絵美は朋子に自分と戸村が入籍をすることにしたとメールを送った。朋子からは、自分たちも来年春に挙式をすると返事が来た。そして、結婚したら府警を辞めて専業主婦になるとも書かれてあった。絵美は、それがいい、と返信した。

雪が降って来て寒いイブを迎えた。絵美が差し出した婚姻届の夫の欄に「戸村翔太」と書き込まれた。今日から、絵美は戸村絵美となった。挙式も祝福もされない結婚だったが、二人の思いは今を一緒に生きているというだけで十分だった。

世間の風当たりは冷たかった。実家に居ても影でこそこそ言われることが多くなった。刑事なのに犯人と仲良くするなんて・・・とか、捜査を遅らせて犯人を逃がそうとした、とまで囁かれた。父親は警察官と言う立場上非常に肩身の狭い思いをしたが、絵美が身体を張って戸村を守ろうとした行為には二人の真剣さが伝わったのか、何も言わなかった。

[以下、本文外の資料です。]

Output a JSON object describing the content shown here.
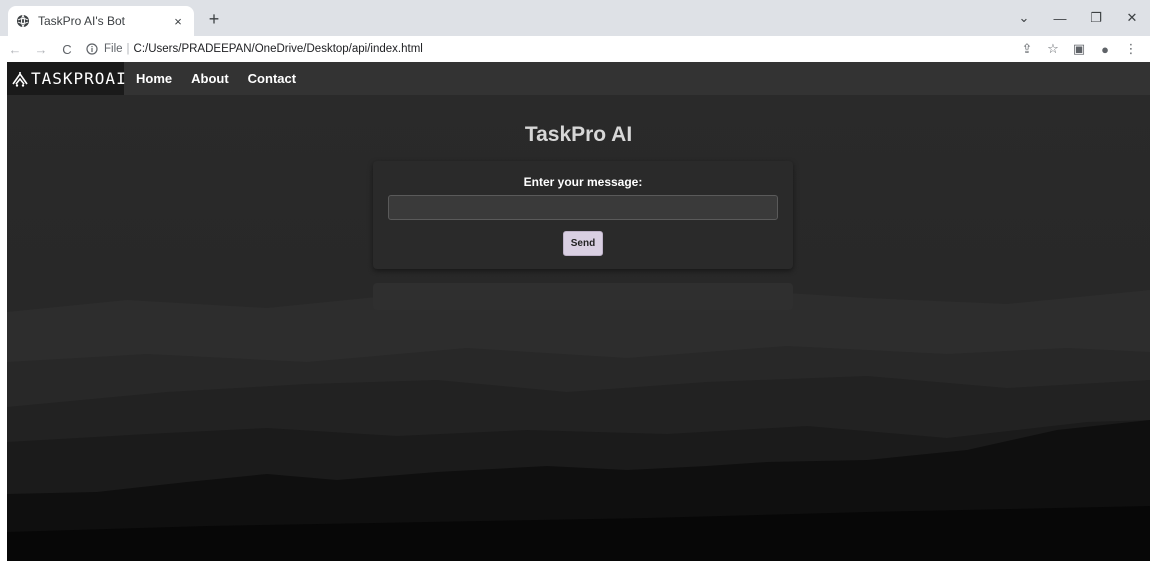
{
  "browser": {
    "tab_title": "TaskPro AI's Bot",
    "tab_close": "×",
    "new_tab": "+",
    "window_controls": {
      "minimize": "—",
      "restore": "❐",
      "close": "✕",
      "tab_search": "⌄"
    },
    "nav": {
      "back": "←",
      "forward": "→",
      "reload": "C"
    },
    "address": {
      "scheme": "File",
      "separator": "|",
      "url": "C:/Users/PRADEEPAN/OneDrive/Desktop/api/index.html"
    },
    "toolbar_icons": {
      "share": "⇪",
      "bookmark": "☆",
      "side_panel": "▣",
      "profile": "●",
      "menu": "⋮"
    }
  },
  "page": {
    "brand": {
      "text": "TASKPROAI",
      "icon": "stylized-logo-icon"
    },
    "nav_links": [
      "Home",
      "About",
      "Contact"
    ],
    "title": "TaskPro AI",
    "form": {
      "label": "Enter your message:",
      "input_value": "",
      "input_placeholder": "",
      "send_label": "Send"
    },
    "response": ""
  },
  "colors": {
    "navbar": "#333333",
    "brand_bg": "#1a1a1a",
    "page_bg": "#2b2b2b",
    "send_button": "#d9cfe2",
    "title_text": "#d7d7d7"
  }
}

母親から父が「絵美のことを悪く言う奴は人の気持ちが解らない奴らだ」と言っていたと聞かされて、嬉しく思った。

警察官としても男としてもそして父親としても絵美は尊敬出来る立派な人だと自慢に感じた。その話を収監中の戸村に話した。そして、横浜の戸村の叔父からいつでも弁護士の方からお金は貰えると聞かされていたことも話した。絵美は戸村が出てきてからどうして生活をしようか考え始めた。今は父親の勧めで警察学校の教官になっていたから、その収入だけで何とか暮らせるだろうと思えたが、自分が働いて翔太が居候をすることなど、彼が許せるわけがないだろうとその時が来たら辞任するつもりでいた。

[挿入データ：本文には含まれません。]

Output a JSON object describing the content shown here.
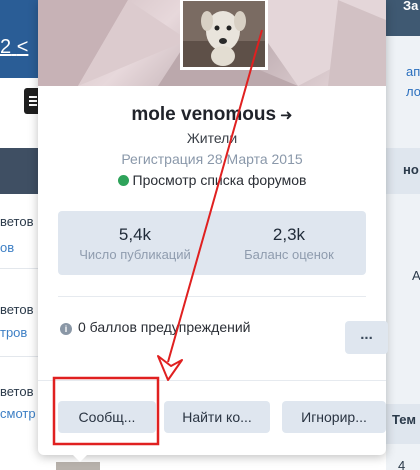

年が明けて一通の招待状が絵美の家に届いた。それは朋子からのもので、森岡との結婚式に呼ばれたのだ。少し考えたが、お目出度いことなので出席に丸をつけて返信した。初めて結婚式に出席する絵美は、朋子の可愛い花嫁衣裳を想像した。そして、生まれて初めて公の場所へ着物姿で出席しようと母親に相談した。